Diselenggarakan Rabu (28/8) di Balai Senat UGM, seminar ini sebagai sebuah ruang diskusi yang komprehensif dan konkret untuk mengulas berbagai isu keamanan di wilayah DIY.
“Isu keamanan menjadi salah satu perhatian utama dalam seminar ini. Hal ini tidak lepas dari perkembangan dan laju pembangunan yang ada di wilayah DIY. Dibukanya Bandara Internasional Yogyakarta dan Pelabuhan Adikarto merupakan dua di antara pembangunan yang dilakukan di DIY,” tutur Ketua DGB UGM, Prof. Drs. Koentjoro, MBsc., Ph.D.
Keberadaan laut selatan yang selama ini menjadi jalur pelayaran internasional, ujarnya, juga memberikan celah bagi berbagai macam kejahatan transnasional. Dari sisi pergerakan masyarakat, mobilitas penduduk antar wilayah DIY dan sekitarnya juga merupakan salah satu hal penting yang perlu mendapat perhatian bersama.

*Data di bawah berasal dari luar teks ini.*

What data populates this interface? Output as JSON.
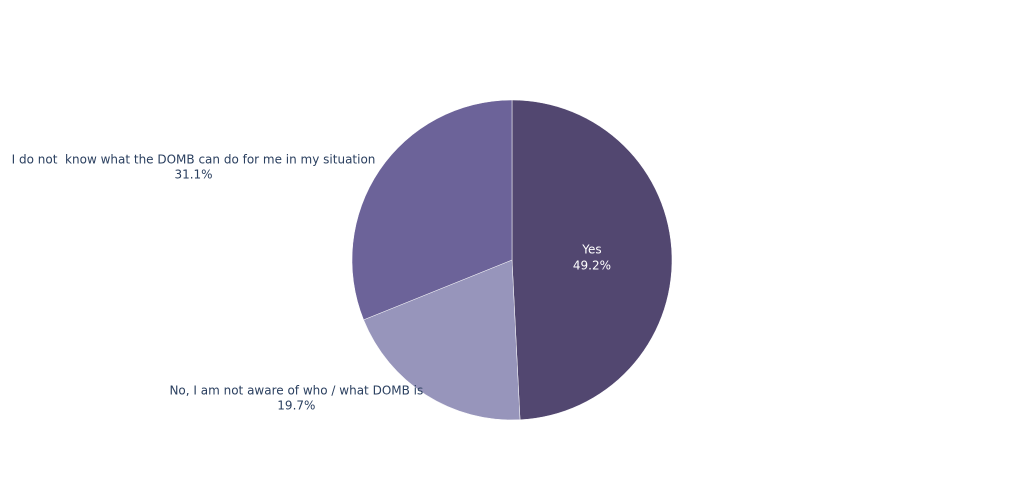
{
  "chart_data": {
    "type": "pie",
    "categories": [
      "Yes",
      "No, I am not aware of who / what DOMB is",
      "I do not  know what the DOMB can do for me in my situation"
    ],
    "values": [
      49.2,
      19.7,
      31.1
    ],
    "value_labels": [
      "49.2%",
      "19.7%",
      "31.1%"
    ],
    "colors": [
      "#524770",
      "#9795bb",
      "#6c6399"
    ]
  }
}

DGB berpandangan, dinamika lingkungan strategis yang terjadi perlu diwaspadai sebagai suatu bentuk ancaman yang dapat mengancam Negara Kesatuan Republik Indonesia, khususnya Daerah Istimewa Yogyakarta. Berbagai permasalahan di masyarakat, seperti ketahanan ideologi, intoleransi, terorisme dan radikalisme, disintegrasi sosial, kemiskinan, ketimpangan ekonomi, narkotika, serta daya dukung lingkungan perlu mendapat perhatian serius.
“Hal tersebut harus diantisipasi dengan perencanaan dan implementasi yang dapat menjawab kebutuhan masyarakat dalam menghadapinya,” imbuhnya.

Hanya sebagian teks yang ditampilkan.